Source: Library of Congress, sheet music, 1909.
So, Edgar Smith: he wrote a a lot of songs; he was once famous, and now he’s utterly forgotten. Here are a few of his more famous titles:
A Great Big Girl Like Me, How’d You Like To Take Me Home With You?, I Don’t Believe I’ll Ever Be A Lady, I Sigh For A Change, I Hope You’ll Forgive These Tears, I’m A Respectable Working Girl, I’m An American Billionaire, De Pullman Porter’s Ball, Coon College, Je Ne La Comprend Pas, The Latest Cure For Ennui, Wine, Wine! (Champagne Song) (1903)
“The moral life of man forms part of the subject-matter of the artist, but the morality of art consists in the perfect use of an imperfect medium. No artist desires to prove anything.”
Oscar Wilde, Preface to The Picture of Dorian Gray, 3.
“Let us worship the spine and its tingle … The study of the sociological or political impact of literature [is] for those who are by temperament or education immune to the aesthetic vibrancy of authentic literature, for those who do not experience the telling tingle between the shoulder blades” (Lectures, 64).
“So it’s important to dissociate reading from academic life, not just because teachers and professors make reading so much more dutiful and good-for-you than it ought to be, but also because the whole environment of school is simply alien to what long-form reading has been for almost all of its history.”
Athletic students of the National Training School for Women and Girls (now the Nannie Helen Burroughs School), Washington, D.C. Photographer Addison N. Scurlock. Photo c. 1911, but possibly as late as the 1920s.

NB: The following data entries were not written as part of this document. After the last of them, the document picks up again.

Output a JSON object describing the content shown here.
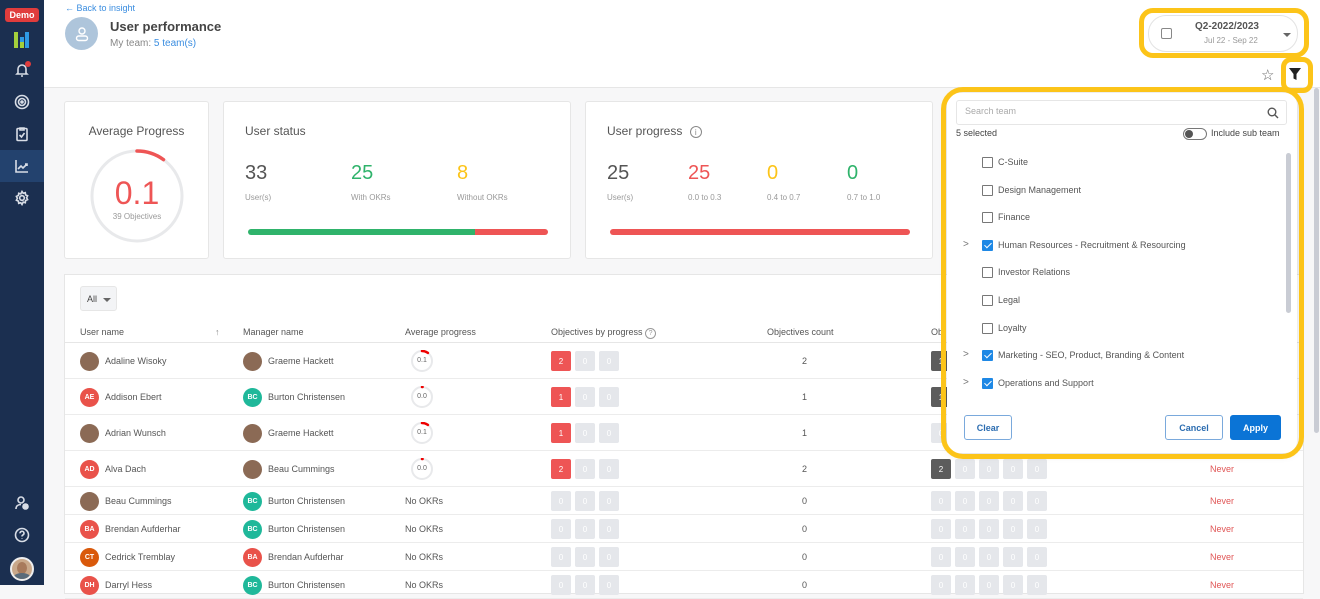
{
  "sidebar": {
    "badge": "Demo",
    "items": [
      {
        "name": "notifications",
        "icon": "bell-icon"
      },
      {
        "name": "objectives",
        "icon": "target-icon"
      },
      {
        "name": "checkins",
        "icon": "clipboard-check-icon"
      },
      {
        "name": "insights",
        "icon": "chart-line-icon",
        "active": true
      },
      {
        "name": "settings",
        "icon": "gear-icon"
      }
    ],
    "bottom": [
      {
        "name": "invite-user",
        "icon": "user-plus-icon"
      },
      {
        "name": "help",
        "icon": "help-circle-icon"
      }
    ]
  },
  "header": {
    "back_link": "← Back to insight",
    "title": "User performance",
    "subtitle_label": "My team:",
    "subtitle_value": "5 team(s)",
    "period": {
      "label": "Q2-2022/2023",
      "range": "Jul 22 - Sep 22"
    }
  },
  "average_progress": {
    "title": "Average Progress",
    "value": "0.1",
    "progress_fraction": 0.1,
    "subtitle": "39 Objectives"
  },
  "user_status": {
    "title": "User status",
    "stats": [
      {
        "value": "33",
        "label": "User(s)",
        "color": "#555555"
      },
      {
        "value": "25",
        "label": "With OKRs",
        "color": "#2fb36b"
      },
      {
        "value": "8",
        "label": "Without OKRs",
        "color": "#fcc419"
      }
    ],
    "bar": [
      {
        "fraction": 0.758,
        "color": "#2fb36b"
      },
      {
        "fraction": 0.242,
        "color": "#ee5555"
      }
    ]
  },
  "user_progress": {
    "title": "User progress",
    "stats": [
      {
        "value": "25",
        "label": "User(s)",
        "color": "#555555"
      },
      {
        "value": "25",
        "label": "0.0 to 0.3",
        "color": "#ee5555"
      },
      {
        "value": "0",
        "label": "0.4 to 0.7",
        "color": "#fcc419"
      },
      {
        "value": "0",
        "label": "0.7 to 1.0",
        "color": "#2fb36b"
      }
    ],
    "bar": [
      {
        "fraction": 1.0,
        "color": "#ee5555"
      }
    ]
  },
  "table": {
    "filter": "All",
    "columns": [
      "User name",
      "Manager name",
      "Average progress",
      "Objectives by progress",
      "Objectives count",
      "Obj"
    ],
    "rows": [
      {
        "user": "Adaline Wisoky",
        "user_initials": "",
        "user_color": "",
        "manager": "Graeme Hackett",
        "manager_initials": "",
        "manager_color": "",
        "avg": "0.1",
        "avg_fraction": 0.1,
        "by_progress": [
          2,
          0,
          0
        ],
        "count": "2",
        "status": [
          1
        ],
        "last": ""
      },
      {
        "user": "Addison Ebert",
        "user_initials": "AE",
        "user_color": "#e9524a",
        "manager": "Burton Christensen",
        "manager_initials": "BC",
        "manager_color": "#1fb89a",
        "avg": "0.0",
        "avg_fraction": 0.0,
        "by_progress": [
          1,
          0,
          0
        ],
        "count": "1",
        "status": [
          1
        ],
        "last": ""
      },
      {
        "user": "Adrian Wunsch",
        "user_initials": "",
        "user_color": "",
        "manager": "Graeme Hackett",
        "manager_initials": "",
        "manager_color": "",
        "avg": "0.1",
        "avg_fraction": 0.1,
        "by_progress": [
          1,
          0,
          0
        ],
        "count": "1",
        "status": [
          0
        ],
        "last": ""
      },
      {
        "user": "Alva Dach",
        "user_initials": "AD",
        "user_color": "#e9524a",
        "manager": "Beau Cummings",
        "manager_initials": "",
        "manager_color": "",
        "avg": "0.0",
        "avg_fraction": 0.0,
        "by_progress": [
          2,
          0,
          0
        ],
        "count": "2",
        "status": [
          2,
          0,
          0,
          0,
          0
        ],
        "last": "Never"
      },
      {
        "user": "Beau Cummings",
        "user_initials": "",
        "user_color": "",
        "manager": "Burton Christensen",
        "manager_initials": "BC",
        "manager_color": "#1fb89a",
        "avg": "No OKRs",
        "avg_fraction": null,
        "by_progress": [
          0,
          0,
          0
        ],
        "count": "0",
        "status": [
          0,
          0,
          0,
          0,
          0
        ],
        "last": "Never"
      },
      {
        "user": "Brendan Aufderhar",
        "user_initials": "BA",
        "user_color": "#e9524a",
        "manager": "Burton Christensen",
        "manager_initials": "BC",
        "manager_color": "#1fb89a",
        "avg": "No OKRs",
        "avg_fraction": null,
        "by_progress": [
          0,
          0,
          0
        ],
        "count": "0",
        "status": [
          0,
          0,
          0,
          0,
          0
        ],
        "last": "Never"
      },
      {
        "user": "Cedrick Tremblay",
        "user_initials": "CT",
        "user_color": "#d9590b",
        "manager": "Brendan Aufderhar",
        "manager_initials": "BA",
        "manager_color": "#e9524a",
        "avg": "No OKRs",
        "avg_fraction": null,
        "by_progress": [
          0,
          0,
          0
        ],
        "count": "0",
        "status": [
          0,
          0,
          0,
          0,
          0
        ],
        "last": "Never"
      },
      {
        "user": "Darryl Hess",
        "user_initials": "DH",
        "user_color": "#e9524a",
        "manager": "Burton Christensen",
        "manager_initials": "BC",
        "manager_color": "#1fb89a",
        "avg": "No OKRs",
        "avg_fraction": null,
        "by_progress": [
          0,
          0,
          0
        ],
        "count": "0",
        "status": [
          0,
          0,
          0,
          0,
          0
        ],
        "last": "Never"
      }
    ]
  },
  "team_filter": {
    "search_placeholder": "Search team",
    "selected_text": "5 selected",
    "include_sub_team": "Include sub team",
    "teams": [
      {
        "name": "C-Suite",
        "checked": false,
        "expandable": false
      },
      {
        "name": "Design Management",
        "checked": false,
        "expandable": false
      },
      {
        "name": "Finance",
        "checked": false,
        "expandable": false
      },
      {
        "name": "Human Resources - Recruitment & Resourcing",
        "checked": true,
        "expandable": true
      },
      {
        "name": "Investor Relations",
        "checked": false,
        "expandable": false
      },
      {
        "name": "Legal",
        "checked": false,
        "expandable": false
      },
      {
        "name": "Loyalty",
        "checked": false,
        "expandable": false
      },
      {
        "name": "Marketing - SEO, Product, Branding & Content",
        "checked": true,
        "expandable": true
      },
      {
        "name": "Operations and Support",
        "checked": true,
        "expandable": true
      }
    ],
    "clear_label": "Clear",
    "cancel_label": "Cancel",
    "apply_label": "Apply"
  }
}
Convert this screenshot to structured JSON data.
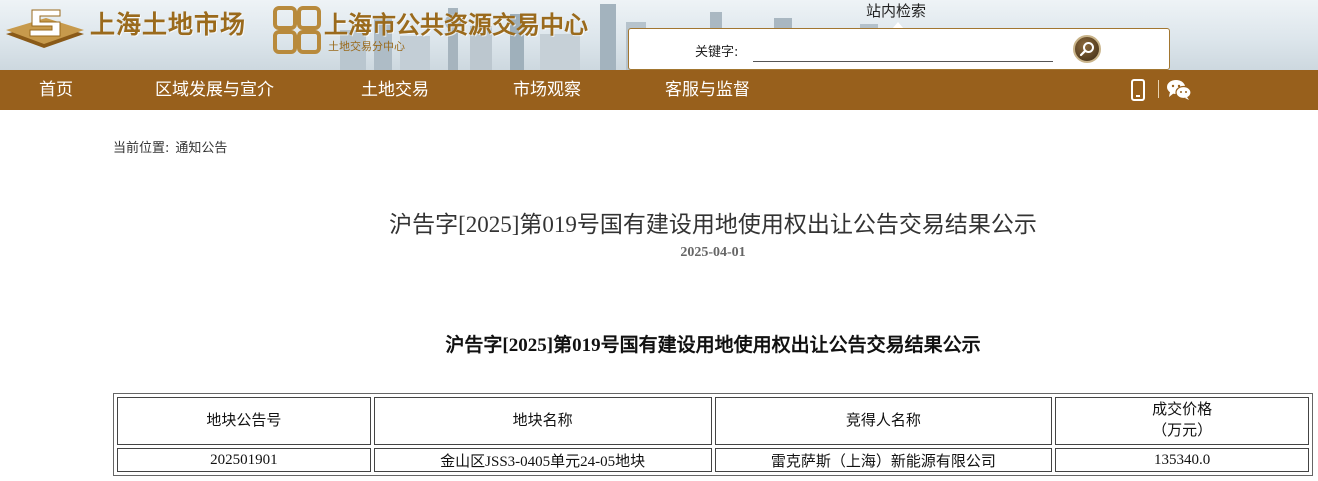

I like to read their faces, to guess their interpersonal dynamics. Is the girl holding the ball a kind of den mother, the bossy one? She is poised not so much to throw the ball as to offer it amiably to the viewer: here, dear, take this damn ball away from me. Did the girl at far right join in at the last minute? Does the girl second from left love to read and write in her stolen private moments at this vocational school? Is the student third from left as good-natured as she seems?
Pledge and Rules of the Soap and Water Club (1901, Lower East Side, NYC):
I hereby pledge myself to try my best to keep the following rules:
1. To take a bath once a week 2. To wash my head once in two weeks 3. To keep my hair neatly combed always 4. To have my head and hair carefully examined, once a week, by mother or older sister 5. To wash my face, neck, ears, hands and arms every morning 6. To brush my teeth at least once a day 7. To wear an apron whenever possible 8. To keep my dress free from spots 9. To have a proper place for everything 10. To look and behave so that I may set a good example to my little brothers and sisters and in so doing please my parents and teachers, and above all, my Heavenly Father.
“Every word which falls from her mouth is virtually a deformed corpse. I can see she does not even know that a merciless pogrom is taking place in her mouth against the words of Di fraye arbeter shtime.”
An 1892 jerk, Leon Kobrin, on the quality of language and reading proficiency of a girl he met in America.